An independent review of the Modern Slavery Act, introduced in 2015 by then home secretary Theresa May to support those affected and bring perpetrators to justice, has found the legislation is not strong enough to combat an illegal trade that "pervades every community" in the country.
Modern slavery encompasses forced labour, domestic servitude, human trafficking, exploitation and other crimes, all of which target the most vulnerable people in society.
Previous government estimates suggested there were up to 13,000 victims in the UK, but experts have said the number is significantly higher - potentially up to 136,000.
In order to provide them with the help they need, the new report - to be published on Wednesday - has said the existing act must allow for tougher action against those responsible.
Review chairman Frank Field MP said: "Modern slavery is one of humanity's greatest evils: involving human trafficking, forced labour, domestic servitude and sexual exploitation.
"But there are still sadly too few convictions being handed down for the new offences prosecuted under the act, and too few slavery and trafficking prevention and risk orders are in place to restrict offender activity."
The report, co-led by Mr Field, Maria Miller MP and Baroness Butler-Sloss, makes 80 recommendations across four areas - the role of the independent anti-slavery commissioner, transparency in supply chains, independent child trafficking advocates and the legal application of the act.
Its findings have been welcomed by the minister for crime, safeguarding and vulnerability, Victoria Atkins, and independent anti-slavery commissioner Sara Thornton.
Ms Atkins said: "Sadly, modern slavery, forced labour and human trafficking are not evils of the past - they are with us today and their victims are hidden in plain sight.
"Through the Modern Slavery Act, the government is committed to ensuring victims get the support they need and perpetrators are brought to justice. We will be providing a full response to the review's recommendations."

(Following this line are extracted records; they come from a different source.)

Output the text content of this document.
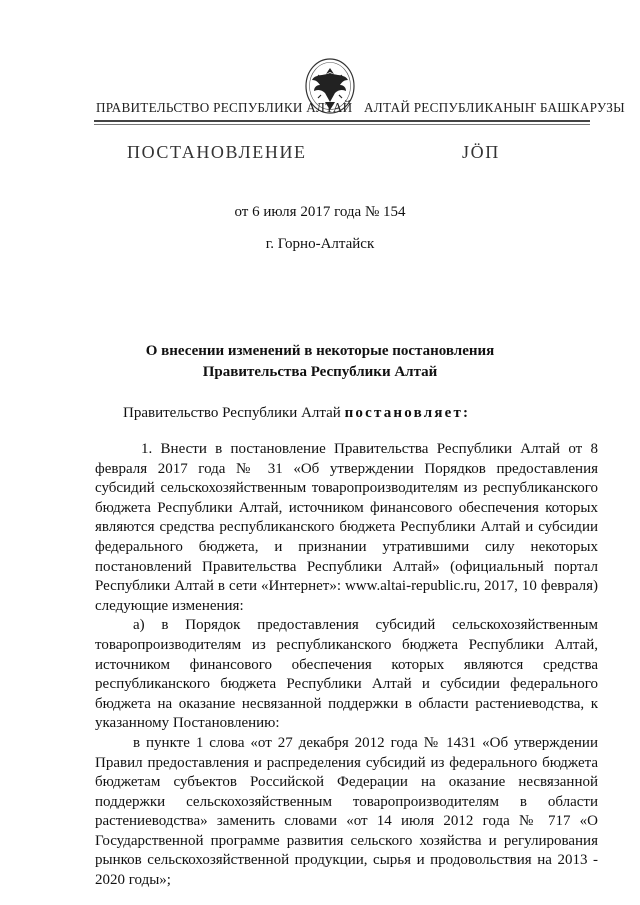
ПРАВИТЕЛЬСТВО РЕСПУБЛИКИ АЛТАЙ АЛТАЙ РЕСПУБЛИКАНЫҤ БАШКАРУЗЫ
ПОСТАНОВЛЕНИЕ	JÖП
от 6 июля 2017 года № 154
г. Горно-Алтайск
О внесении изменений в некоторые постановления
Правительства Республики Алтай
Правительство Республики Алтай постановляет:

1. Внести в постановление Правительства Республики Алтай от 8 февраля 2017 года № 31 «Об утверждении Порядков предоставления субсидий сельскохозяйственным товаропроизводителям из республиканского бюджета Республики Алтай, источником финансового обеспечения которых являются средства республиканского бюджета Республики Алтай и субсидии федерального бюджета, и признании утратившими силу некоторых постановлений Правительства Республики Алтай» (официальный портал Республики Алтай в сети «Интернет»: www.altai-republic.ru, 2017, 10 февраля) следующие изменения:

а) в Порядок предоставления субсидий сельскохозяйственным товаропроизводителям из республиканского бюджета Республики Алтай, источником финансового обеспечения которых являются средства республиканского бюджета Республики Алтай и субсидии федерального бюджета на оказание несвязанной поддержки в области растениеводства, к указанному Постановлению:

в пункте 1 слова «от 27 декабря 2012 года № 1431 «Об утверждении Правил предоставления и распределения субсидий из федерального бюджета бюджетам субъектов Российской Федерации на оказание несвязанной поддержки сельскохозяйственным товаропроизводителям в области растениеводства» заменить словами «от 14 июля 2012 года № 717 «О Государственной программе развития сельского хозяйства и регулирования рынков сельскохозяйственной продукции, сырья и продовольствия на 2013 - 2020 годы»;
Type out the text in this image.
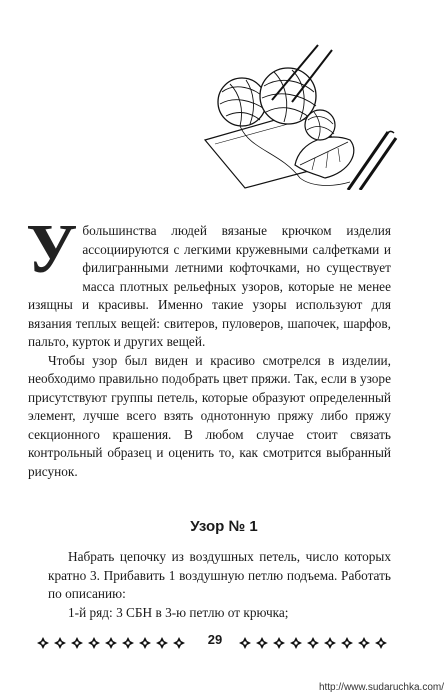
У большинства людей вязаные крючком изделия ассоциируются с легкими кружевными салфетками и филигранными летними кофточками, но существует масса плотных рельефных узоров, которые не менее изящны и красивы. Именно такие узоры используют для вязания теплых вещей: свитеров, пуловеров, шапочек, шарфов, пальто, курток и других вещей.

Чтобы узор был виден и красиво смотрелся в изделии, необходимо правильно подобрать цвет пряжи. Так, если в узоре присутствуют группы петель, которые образуют определенный элемент, лучше всего взять однотонную пряжу либо пряжу секционного крашения. В любом случае стоит связать контрольный образец и оценить то, как смотрится выбранный рисунок.

Узор № 1

Набрать цепочку из воздушных петель, число которых кратно 3. Прибавить 1 воздушную петлю подъема. Работать по описанию:

1-й ряд: 3 СБН в 3-ю петлю от крючка;

29
http://www.sudaruchka.com/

Ms Thornton added: "I support the need to ensure that businesses and government are doing all they can to exclude slavery from supply chains, the importance of providing improved support for all child victims of slavery and the importance of upholding my independence as I monitor the work of public authorities in fighting modern slavery and drive the UK's response to protect the most vulnerable in our society."
The report comes amid dramatic growth in county lines networks in the UK, which have been blamed for a rise in the number of British children being forced into modern slavery.
Earlier this year, National Crime Agency figures showed the number of modern slavery cases involving UK minors went from 676 in 2017 to 1,421 in 2018, with nearly two-thirds of cases linked to labour exploitation by illegal operations like county lines and other criminal gangs.
Three county lines drug dealers were jailed for a total of 12-and-a-half years under the Modern Slavery Act earlier this month for recruiting six teenagers to transport illegal drugs to coastal communities.
They were among thousands of people involved in county lines networks in the UK, where there are thought to be around 2,000 gangs working to expand their drug networks.